Azerbaijan–Cuba relations refers to the bilateral relations between Azerbaijan and Cuba. Azerbaijan has an embassy in Havana and Cuba has an embassy in Baku. Diplomatic relations between the two countries were established on March 27, 1992.

== High-level visits ==
On September 19, 2005, Azerbaijan Foreign Minister Elmar Mammadyarov, and Cuban Foreign Minister Fernando Rog during the framework of the 60th session of the UN General Assembly. On September 28–30, 2006, Mammadyarov paid an official visit to Cuba, and on February 8, 2011, Cuban Foreign Minister Bruno Rodríguez Parrilla paid an official visit to Azerbaijan. In October 2019, Cuban President Miguel Diaz-Canel paid an official visit to Azerbaijan to participate in the XVIII summit of the Non-Aligned Movement held in Baku.

== Inter-parliamentary relations ==
The Azerbaijani-Cuban inter-parliamentary working group operates in the Milli Majlis of Azerbaijan. The Cuban-Azerbaijani inter-parliamentary working group operates in the National Assembly (Parliament) of Cuba. The team leader is Elbis Perez Olivera. Ten documents have been signed between Azerbaijan and Cuba. The first session of the Cuba-Azerbaijan intergovernmental Commission was held in November 2007 in Havana. The second meeting of the intergovernmental Commission was held in November of the following year.

== Economic cooperation ==
In December 2007, during the visit of the Azerbaijani government delegation to Havana, the prospects of cooperation in the field of energy were discussed. In October 2010, the first joint Azerbaijani-Cuban business forum was held. The basis of imports to Azerbaijan are alcoholic beverages, cigars and tobacco products, handbags, postage stamps, etc. The basis of export from Azerbaijan is pneumatic rubber tires. More than 70% of the equipment at Cuban power plants was exported from Azerbaijan. Cuba is interested in cooperation in the oil and gas sector.
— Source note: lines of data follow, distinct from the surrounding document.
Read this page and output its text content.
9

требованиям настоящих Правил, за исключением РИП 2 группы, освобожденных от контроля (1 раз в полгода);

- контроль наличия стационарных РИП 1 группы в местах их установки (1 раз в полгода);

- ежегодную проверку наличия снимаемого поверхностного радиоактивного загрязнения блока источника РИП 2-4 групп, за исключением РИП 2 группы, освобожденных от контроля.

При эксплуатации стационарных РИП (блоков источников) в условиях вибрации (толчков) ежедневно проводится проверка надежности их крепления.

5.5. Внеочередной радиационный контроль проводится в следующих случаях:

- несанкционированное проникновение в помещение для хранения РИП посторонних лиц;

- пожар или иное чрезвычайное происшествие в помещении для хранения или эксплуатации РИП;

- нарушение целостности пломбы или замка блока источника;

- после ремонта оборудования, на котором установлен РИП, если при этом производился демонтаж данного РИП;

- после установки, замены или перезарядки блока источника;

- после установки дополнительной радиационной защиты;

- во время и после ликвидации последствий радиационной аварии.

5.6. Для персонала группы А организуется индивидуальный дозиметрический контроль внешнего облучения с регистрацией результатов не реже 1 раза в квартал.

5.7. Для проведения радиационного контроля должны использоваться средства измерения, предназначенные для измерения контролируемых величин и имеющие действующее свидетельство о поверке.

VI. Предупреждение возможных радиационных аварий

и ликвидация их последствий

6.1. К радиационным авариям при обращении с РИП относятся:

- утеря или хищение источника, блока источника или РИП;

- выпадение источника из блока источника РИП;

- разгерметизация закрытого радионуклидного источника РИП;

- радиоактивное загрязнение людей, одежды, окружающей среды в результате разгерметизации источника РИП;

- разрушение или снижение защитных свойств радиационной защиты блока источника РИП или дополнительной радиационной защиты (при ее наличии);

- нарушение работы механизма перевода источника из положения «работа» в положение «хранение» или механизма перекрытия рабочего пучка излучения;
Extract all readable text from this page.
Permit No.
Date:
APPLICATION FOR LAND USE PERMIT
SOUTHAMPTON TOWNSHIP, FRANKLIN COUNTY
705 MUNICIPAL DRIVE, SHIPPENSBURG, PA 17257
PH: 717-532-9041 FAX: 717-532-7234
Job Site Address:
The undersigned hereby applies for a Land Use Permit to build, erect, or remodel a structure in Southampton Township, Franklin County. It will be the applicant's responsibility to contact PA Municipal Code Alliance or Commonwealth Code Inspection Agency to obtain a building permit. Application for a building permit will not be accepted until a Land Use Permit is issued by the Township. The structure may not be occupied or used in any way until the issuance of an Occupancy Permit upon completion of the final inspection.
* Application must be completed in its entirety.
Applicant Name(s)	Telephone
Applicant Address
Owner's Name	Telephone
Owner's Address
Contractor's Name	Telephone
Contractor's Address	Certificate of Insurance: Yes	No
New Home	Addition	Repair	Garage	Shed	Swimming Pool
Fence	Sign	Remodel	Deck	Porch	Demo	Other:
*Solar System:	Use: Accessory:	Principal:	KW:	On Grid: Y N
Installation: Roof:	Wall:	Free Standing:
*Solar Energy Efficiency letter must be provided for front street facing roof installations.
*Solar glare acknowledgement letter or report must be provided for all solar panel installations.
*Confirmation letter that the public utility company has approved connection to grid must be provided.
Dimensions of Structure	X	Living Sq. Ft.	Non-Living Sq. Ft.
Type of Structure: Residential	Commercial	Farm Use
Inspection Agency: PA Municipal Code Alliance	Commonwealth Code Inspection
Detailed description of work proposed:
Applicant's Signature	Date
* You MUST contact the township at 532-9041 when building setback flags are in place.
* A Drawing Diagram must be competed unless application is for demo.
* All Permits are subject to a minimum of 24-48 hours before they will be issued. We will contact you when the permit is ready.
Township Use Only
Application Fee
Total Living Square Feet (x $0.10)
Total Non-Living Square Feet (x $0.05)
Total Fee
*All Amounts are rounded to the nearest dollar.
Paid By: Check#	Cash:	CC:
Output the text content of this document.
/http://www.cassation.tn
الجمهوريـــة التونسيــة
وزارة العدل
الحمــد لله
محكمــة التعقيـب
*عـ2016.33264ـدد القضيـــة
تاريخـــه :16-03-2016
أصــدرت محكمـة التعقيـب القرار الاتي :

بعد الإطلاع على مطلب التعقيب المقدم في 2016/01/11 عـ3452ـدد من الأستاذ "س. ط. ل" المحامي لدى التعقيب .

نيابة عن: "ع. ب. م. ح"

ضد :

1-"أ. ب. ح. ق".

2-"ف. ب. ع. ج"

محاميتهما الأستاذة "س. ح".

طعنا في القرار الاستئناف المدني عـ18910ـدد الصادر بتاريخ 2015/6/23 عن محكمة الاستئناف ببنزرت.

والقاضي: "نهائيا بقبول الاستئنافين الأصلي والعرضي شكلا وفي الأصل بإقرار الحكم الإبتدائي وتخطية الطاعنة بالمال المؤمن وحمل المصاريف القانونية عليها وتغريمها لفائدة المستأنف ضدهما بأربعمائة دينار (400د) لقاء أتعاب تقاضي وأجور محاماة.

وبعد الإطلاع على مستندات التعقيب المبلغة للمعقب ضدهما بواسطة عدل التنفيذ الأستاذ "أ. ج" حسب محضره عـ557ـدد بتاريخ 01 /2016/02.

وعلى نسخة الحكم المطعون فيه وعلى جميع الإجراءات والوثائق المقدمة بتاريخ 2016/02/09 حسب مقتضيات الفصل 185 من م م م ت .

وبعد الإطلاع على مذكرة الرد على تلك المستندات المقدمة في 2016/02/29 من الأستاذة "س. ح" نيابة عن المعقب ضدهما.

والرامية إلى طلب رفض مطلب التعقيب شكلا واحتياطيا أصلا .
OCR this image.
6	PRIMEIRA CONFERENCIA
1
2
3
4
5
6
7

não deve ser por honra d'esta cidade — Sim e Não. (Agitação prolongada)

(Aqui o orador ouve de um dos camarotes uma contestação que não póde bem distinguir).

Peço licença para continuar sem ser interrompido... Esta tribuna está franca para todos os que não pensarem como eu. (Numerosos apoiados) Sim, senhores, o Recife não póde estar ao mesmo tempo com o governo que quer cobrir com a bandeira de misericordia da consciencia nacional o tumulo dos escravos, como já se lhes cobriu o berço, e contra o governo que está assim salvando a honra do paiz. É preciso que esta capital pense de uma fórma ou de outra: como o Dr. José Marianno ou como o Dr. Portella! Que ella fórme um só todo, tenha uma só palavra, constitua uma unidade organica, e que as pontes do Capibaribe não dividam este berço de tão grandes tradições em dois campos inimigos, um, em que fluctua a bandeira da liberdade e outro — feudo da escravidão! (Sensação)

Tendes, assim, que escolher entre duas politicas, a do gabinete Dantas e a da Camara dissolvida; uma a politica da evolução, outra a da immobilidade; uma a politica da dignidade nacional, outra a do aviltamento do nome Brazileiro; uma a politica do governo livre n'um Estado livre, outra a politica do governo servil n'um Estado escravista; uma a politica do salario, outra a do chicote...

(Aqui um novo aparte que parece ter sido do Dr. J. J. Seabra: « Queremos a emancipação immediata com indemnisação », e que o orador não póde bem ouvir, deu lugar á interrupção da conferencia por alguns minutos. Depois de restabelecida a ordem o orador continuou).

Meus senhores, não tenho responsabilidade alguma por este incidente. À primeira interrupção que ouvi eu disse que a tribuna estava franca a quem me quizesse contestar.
=== Trade turnover (in thousands of US dollars) ===

| Year | Trade turnover | Import | Export |
|---|---|---|---|
| 2013 | 7.9 | 7.9 | 0.00 |
| 2014 | 44.1 | 44.1 | 0.0 |
| 2015 | 74.6 | 68.8 | 5.8 |
| 2016 | 71 | 69.9 | 1.1 |
| 2017 | 223.3 | 223.27 | 0.02 |
| 2018 | 167.53 | 167.52 | 0.01 |

== Other areas ==
In 2008, about a hundred tourists from Azerbaijan visited Cuba. In December 2009, Cuba and Azerbaijan signed an agreement on the exchange of experience and joint activities in various sports events. A festival of Azerbaijani culture was held in Cuba in March 2010. Cooperation in the field of mobile communications and Internet service is underway. In the field of agriculture, cooperation covers such areas as cattle breeding, tobacco growing, tea growing, gardening, etc. In the fall of 2010, the Minister of communications and information technology of Azerbaijan, Ali Abbasov, took the initiative to build a computer manufacturing plant in Cuba. In the summer of 2017, at the initiative of the Vice-President of the Cuban Chess Federation, Carlos Rivera Gonzales, a Memorandum of understanding was signed between the chess federations of both countries. Currently, there are one hundred students from Cuba studying at the Azerbaijan State Oil Academy.